Duvarda asılı duran siyah yuvarlak saat gece tam on ikiyi gösterdiğinde Baruh Efe oturduğu koltuktan kalktı.
"Hadi yatağını hazırlayalım." Dedi çift kişilik koltukta uyuklayan kıza. Dün gece uyuyamadığı için olsa gerek dokuzdan sonra uyuklamaya başlamıştı.
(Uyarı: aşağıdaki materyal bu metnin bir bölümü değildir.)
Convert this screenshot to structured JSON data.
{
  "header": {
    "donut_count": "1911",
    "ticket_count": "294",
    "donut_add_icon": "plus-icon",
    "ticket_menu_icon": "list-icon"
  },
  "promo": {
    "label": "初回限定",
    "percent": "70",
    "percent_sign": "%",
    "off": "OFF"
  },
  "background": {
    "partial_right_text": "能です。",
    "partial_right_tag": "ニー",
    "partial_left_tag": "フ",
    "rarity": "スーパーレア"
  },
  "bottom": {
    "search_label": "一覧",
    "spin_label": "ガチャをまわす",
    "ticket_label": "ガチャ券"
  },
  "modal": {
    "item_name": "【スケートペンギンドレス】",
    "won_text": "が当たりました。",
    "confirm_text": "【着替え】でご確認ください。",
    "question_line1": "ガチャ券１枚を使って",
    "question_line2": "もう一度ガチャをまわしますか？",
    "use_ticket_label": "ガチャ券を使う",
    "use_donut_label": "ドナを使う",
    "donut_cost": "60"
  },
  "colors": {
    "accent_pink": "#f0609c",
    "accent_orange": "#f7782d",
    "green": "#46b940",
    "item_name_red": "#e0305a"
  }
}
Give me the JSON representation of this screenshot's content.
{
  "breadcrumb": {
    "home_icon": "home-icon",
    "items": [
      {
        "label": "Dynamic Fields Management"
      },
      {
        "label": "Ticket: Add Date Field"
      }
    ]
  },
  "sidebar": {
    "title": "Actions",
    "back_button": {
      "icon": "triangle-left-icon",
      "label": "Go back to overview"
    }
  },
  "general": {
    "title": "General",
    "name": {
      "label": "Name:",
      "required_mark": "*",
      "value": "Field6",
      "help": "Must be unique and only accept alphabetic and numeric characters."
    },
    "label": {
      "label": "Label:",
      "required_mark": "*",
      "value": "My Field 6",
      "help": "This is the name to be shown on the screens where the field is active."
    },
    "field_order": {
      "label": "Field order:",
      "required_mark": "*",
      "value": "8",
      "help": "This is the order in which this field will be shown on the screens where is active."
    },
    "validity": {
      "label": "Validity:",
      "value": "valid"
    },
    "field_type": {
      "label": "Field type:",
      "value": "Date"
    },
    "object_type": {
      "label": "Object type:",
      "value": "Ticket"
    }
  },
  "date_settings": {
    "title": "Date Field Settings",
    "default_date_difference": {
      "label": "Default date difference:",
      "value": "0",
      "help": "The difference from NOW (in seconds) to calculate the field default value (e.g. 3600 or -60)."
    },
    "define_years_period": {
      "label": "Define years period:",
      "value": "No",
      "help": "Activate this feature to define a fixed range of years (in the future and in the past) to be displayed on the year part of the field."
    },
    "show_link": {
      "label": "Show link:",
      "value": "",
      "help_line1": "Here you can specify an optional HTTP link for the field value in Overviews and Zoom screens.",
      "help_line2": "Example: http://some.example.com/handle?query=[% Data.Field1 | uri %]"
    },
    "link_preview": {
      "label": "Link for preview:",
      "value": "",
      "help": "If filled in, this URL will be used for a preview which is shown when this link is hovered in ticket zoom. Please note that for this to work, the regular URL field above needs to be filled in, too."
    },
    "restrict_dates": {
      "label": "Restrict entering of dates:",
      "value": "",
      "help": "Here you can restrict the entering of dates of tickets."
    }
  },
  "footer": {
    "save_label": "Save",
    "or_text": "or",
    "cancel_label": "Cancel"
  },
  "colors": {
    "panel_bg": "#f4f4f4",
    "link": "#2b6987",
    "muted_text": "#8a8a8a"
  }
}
Kız gözlerini aralayıp uyuşukça ayağa kalktığında koltuğu açarak yatak haline getirdi. Koltuk yeterince yumuşak olduğu ve evde fazla yatak olmadığı için yastıkla yorganı da açıp kızın yatması için kenara çekildi.
" Geç yat hadi."
Genç kız göz kapaklarını bile açmakta güçlük çekiyordu. Kulağına uğultu gibi gelen sesler ve hissettiği baş ağrısı bedenini zorluyordu. Bunun olacağını da biliyordu bir nevi. Uykusunu düzgün alamadığı zamanlar deli gibi başı ağrır ilaç almadan geçmezdi.
" Ben odada yatacağım sen burada yat." Dedi ayakta bekleyen adama. Uyku zihnini bulandırsa bile hâlâ birazcık olan bilinci sonuna kadar itiraz etmeye kararlıydı.
Adamın cevap vermesini beklemeden arkasını dönüp yürümeye başladı. Ona göre hızlı, adama göre minik adımlarla odaya gittiğinde sızlayan başı ile dolaba yöneldi. Küçük siyah çantasını alıp, içerisinden ağrı kesici ilacı aldı.
Beyaz renk küçük hapı ağzına atıp suya gerek duymadan yuttu.Çantayı tekrar dolaba geri koyduktan sonra dolabın kapağını kapatıp yatağa yöneldi.
Tam yorganı açıp içine girmek üzereyken odanın kapısının açılması ile durdu.
Gözleri içeri giren adama kayarken derince yutkundu." Bir şeyi iki defa söylemekten nefret ederim. İçerde yatacaksın diyorsam bunu yap."
Adamın sert ve sinirli sesi ürkmesine neden olurken bunu ona belli etmemek için çenesini havaya kaldırdı. " O zaman sende benimle yatarsın."
Adamın gözlerinin içine bakarak kurduğu cümle ortamda bomba etkisi bırakırken genç adam kızın yüzünü inceledi.
Koltukta yatmayacağı kararlı yüzünden bile belliyken sıkıntı ile iç çekti. Bu bir kaç gün oldukça soğuk olacaktı. Kız bu odada yatarsa iki gün sonra hasta olacağı belliydi." Tamam." Dedi stabil bir ses ile. İki büyük adımda yatağın yanına gidip kalın yorganı kucağına aldı. Odadan çıkarken kızın vazgeçtim demesini bekliyordu ama duyduğu adım sesleri kızın kararlı olduğunu gösteriyordu.
Elinde ki yorganı koltuktaki yumuşak battaniyenin üzerine serip bir ucunu açtı.
" Geç." Dedi uslu uslu bekleyen kıza.Kız lafını ikiletmeden yatağa girdiğinde derin bir nefes aldı. Işığı kapatıp o da kızdan arta kalan kısma yattı.
Kabul etmeliydi ki yaptığı tamamen aptallıktı. Hemen kalkıp odaya gitmeliydi. Yaptığının yanlış olduğunu biliyordu ama yine de bunu yapmak istiyordu. Sebepsiz yere kızla aynı yastığa baş koymak hoşuna gitmişti.
İstemsizce gülümseyip gözlerini kapattı.❄️
Baruh Efe üzerinde hissettiği ağırlık ve sıcaklık ile gözlerini aralarken, uykudan yeni uyanmış olmanın aptallığı ile ne olduğunu anlayamadı. Gözlerini kapatıp tekrar açtığında yavaş yavaş yerine gelen zihni ile idrak ettiği şey okkalı bir küfür etmesine neden oldu.
Nil Liya resmen yarı çıplak bir halde üzerinde uzanıyordu.
Kızın bir eli çıplak karnında dolaşırken diğer eli genç adamın saçlarının arasındaydı.Hangi ara bu pozisyona geldiklerini bilmiyordu ama kızı acilen durdurması gerekiyordu.
"Uzaklaşmalısın." Dedi kızı iterken. Cevap olarak aldığı mırıltı kızın aklının yerinde olmadığının en büyük göstergesiydi.